Are you also waiting for a data import to finish? Then you have come to the right place. Today I am going to share my experiences working with Redshift and Alteryx bulk loading in combination. This serves as an example and can also be done with other databases that support bulk loading (SQL server, Teradata, and Redshift)
Even though Alteryx is quite fast at processing data, I would also like to show how to utilize the power of a big scalable cluster to process data. To do that, I will do the following:
- Move the data to Redshift and show the difference in performance between traditional ODBC Loading and Bulk Loading
- Show queries using the In-Database tools in Alteryx
A little about the dataset:
- US flight data from 1990-2012
- 96.825.753 rows
- Stored locally on my desktop in a YXDB file I am not going to bore you with technical details in this post, but you are more than welcome to contact me for further information.
Moving The Data to Redshift
You remember I asked you about the data import? If yes, then now is the time to pay attention.

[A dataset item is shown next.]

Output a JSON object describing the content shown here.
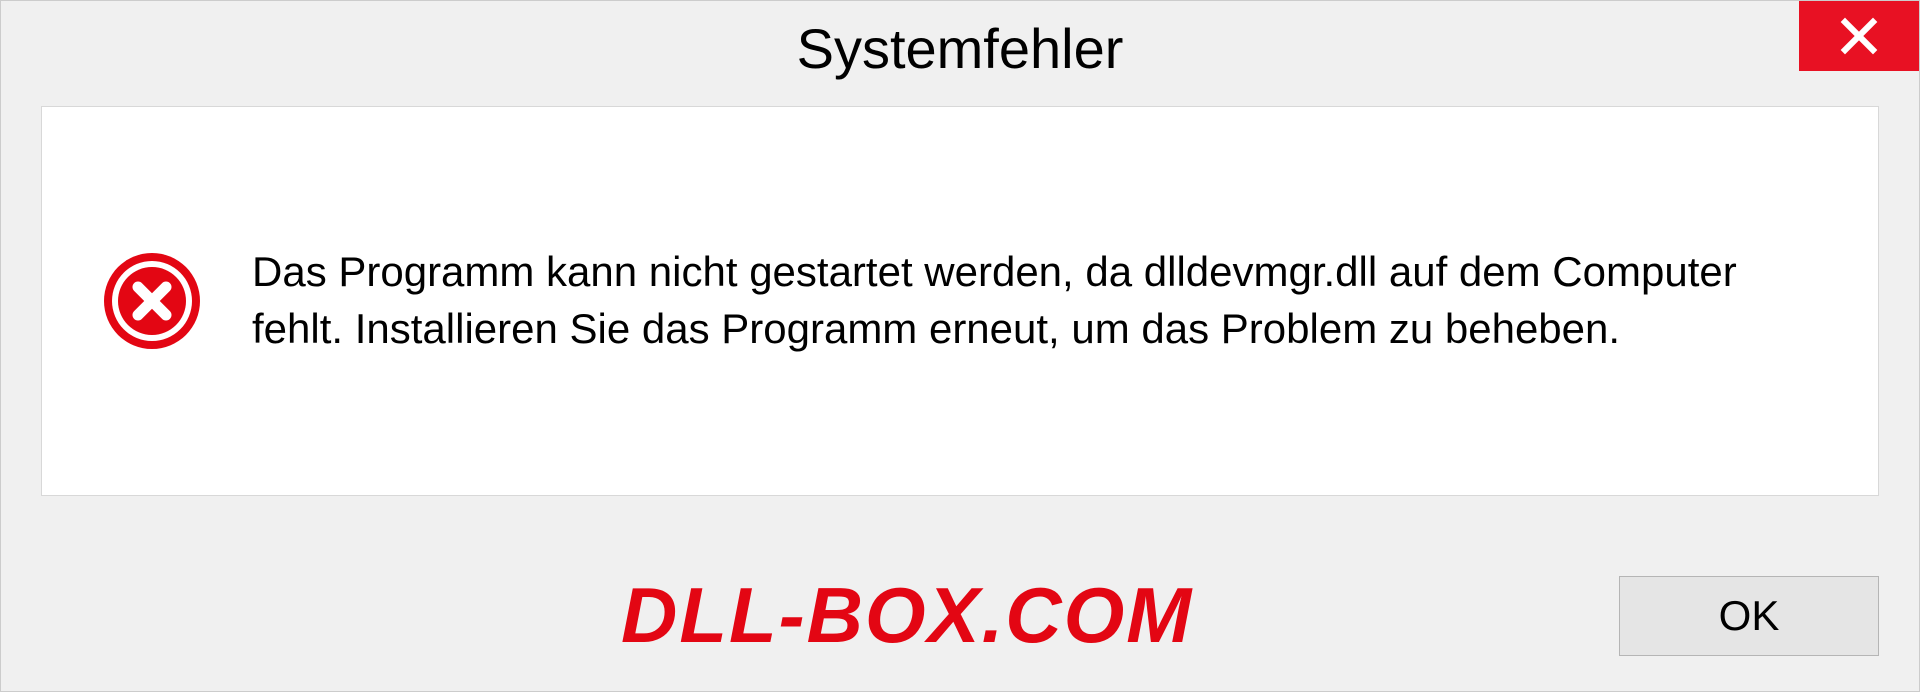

As a matter of fact I didn't have the patience to let the ODBC import finish however the Bulk Load happened in a little less than 10 minutes.
To give a short explanation on the difference between ODBC loading and Bulk loading let me give you a quick example. ODBC loading happens a row at a time. Imagine stamping the letters one by one and sending them to the post office - not very effective. Bulk loading on the other hand sends all the data in one bulk, hence the name, and then loads the data into the database. This would compare to giving a huge pile of letters to the post office and let their SUPER stamper do the job - much more effective.
So back to the numbers:
Bulk Load: 96.825.753 rows in 9:29 minutes
ODBC Load (Stopped): 381.440 rows in 1:49 hours
I think the numbers speak for themselves. If you want a little bit more info, you can see this video https://vimeo.com/144868131.
Using In-Database Tools For Analysis
In version 9.5 Alteryx introduced in-database tools to make processing of data even smarter. (http://www.alteryx.com/solutions/in-database-processing).
Basically the In-database tools helps you create a query using the tools you are familiar. The result of the query can then be sent back to in-memory processing for further analysis.
In this video, I am showing the difference between doing stuff in-database and in-memory: https://vimeo.com/144866052
The results are quite significant:
In-memory: 2:47 minutes
In-database: 23,1 seconds
I think the above clearly shows the power of both bulk loading an in-database tools. This happens by giving the power to processing back to the database. Start using this today, and you will see huge time improvements in your daily routines.